I’m back now. At least for today. And I can’t help wondering — just about every time I sit, or think about sitting — if I will be able to continue this with as much commitment as I had, 20-some years ago.

Looking back, I’m tempted to tell myself that I failed somehow, when I left my regular practice. I’m tempted to believe that I abandoned my practice and abandoned myself in the process… That I was a fair weather friend to sitting, and I didn’t have what it took to stay firm in my commitment.

I’m tempted to suspect everything I say and think and write about sitting, meditating, zazen… you name it. After my abandonment, and derision, who am I to even approach these things again?

And yet, here’s the thing — we all do it. At least, those of us who are fully involved in everything life throws our way. We all need to test our faith and our practice in the real world, in order to prove it out. To see if it’s really “a thing”, or if it’s just something we do to pass the time and get our minds off our troubles.

Looking back, I can see how I once used my sitting as a way to escape the discomforts of my life on a regular basis. I was present to some things, yes, but I was also getting high as a kite and skating past a lot of really grimy human experiences that I didn’t feel like dealing with. Coming out of those sessions with a buzz on, convinced me that all was well and dealt with

But that was far from the truth.

Many, many times, my sitting was far more of an escape, than a way to fully engage with my life. And that was a practice I needed to leave behind me. I needed to abandon the old way, and then really test it. Somehow I knew it wouldn’t survive, if I didn’t push it up against the truly unpleasant facts of life-as-it-happens, to see if it had what it took to just deal.

And what I learned was… It does. My practice, my sitting, my unitive experiences and connection with the unbroken wholeness of ALL… it’s a thing. It’s real, it has substance, it’s still a part of me. It’s very different now, than it was all those years ago, but it’s still there.

And test it though I may, it truly never leaves.

Which is good.

Sitting… anywhere

20-some years ago, I started sitting regularly, I did it because someone I knew and trusted said it had helped her grandson, who had been in trouble with the law and couldn’t seem to get his act together. She had him stay with her, one summer, and each morning at 6 a.m., no matter what the weather, they went outside and sat. And he stopped getting in trouble.

I’ve been in and out of trouble, myself, over the years, and this sounded like the kind of bad-ass practice that would appeal to me.

A challenge.

With some potential.

So, I started sitting regularly. And after a few years of intermittent intentional sitting, I had some pretty incredible experiences.

Ecstatic experiences.

Unitive experiences.

The kind of moments where everything folded into itself, ceased to be separate, and became one continuous Creation that had both no reality and every reality.

Which was phenomenal. It changed me forever, no doubt.

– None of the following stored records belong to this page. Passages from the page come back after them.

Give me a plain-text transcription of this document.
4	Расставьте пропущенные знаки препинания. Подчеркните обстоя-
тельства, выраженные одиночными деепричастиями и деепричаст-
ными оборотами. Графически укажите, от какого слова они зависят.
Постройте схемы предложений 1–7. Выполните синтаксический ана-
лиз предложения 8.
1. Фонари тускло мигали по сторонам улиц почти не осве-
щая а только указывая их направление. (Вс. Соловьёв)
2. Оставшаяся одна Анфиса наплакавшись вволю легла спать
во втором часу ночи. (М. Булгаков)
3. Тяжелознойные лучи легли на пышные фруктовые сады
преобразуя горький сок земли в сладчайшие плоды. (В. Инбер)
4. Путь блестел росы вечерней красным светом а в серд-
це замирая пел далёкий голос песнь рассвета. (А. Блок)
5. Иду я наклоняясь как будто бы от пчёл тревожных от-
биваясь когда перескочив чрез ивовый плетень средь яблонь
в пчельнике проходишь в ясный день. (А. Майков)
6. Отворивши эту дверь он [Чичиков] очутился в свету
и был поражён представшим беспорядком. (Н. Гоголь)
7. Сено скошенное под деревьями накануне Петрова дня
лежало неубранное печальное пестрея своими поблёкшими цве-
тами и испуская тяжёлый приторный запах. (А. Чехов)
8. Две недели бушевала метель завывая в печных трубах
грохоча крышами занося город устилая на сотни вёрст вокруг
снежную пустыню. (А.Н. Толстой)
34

Then I changed jobs, I started an official career doing professional work, and things changed in my practiced. I continued to sit semi-regularly, and things were still good. But I was getting busy. And the professional world was really starting to intrude on my practice.

So, I changed how I sat. I started sitting at work — not taking time away from my work for a few zazen moments in a quiet room, but sitting in the midst of work. In meetings, especially, when tensions were starting to flare, and I was really losing my cool, I would sit.

Adjust my posture.

Breathe slowly and steadily.

Focus on what was happening, then and there, keeping any distractions away from my attention.

And I can tell you, those sitting times were some of the most productive ones I’d had in a long time. It became regular practice for me, to attend meetings with a zazen frame of mind — centered, focused, just sitting and being fully present for that 50 minutes or so, not allowing any aggravations to get hold of me, not allowing any fleeting anger or tension or discord to turn into anything more than a passing sensation.

It made me better at meetings. It made me a better team player. It made me a better individual contributor. It made me better at life.

Sitting anywhere, anytime, whenever I needed to… it just made me better.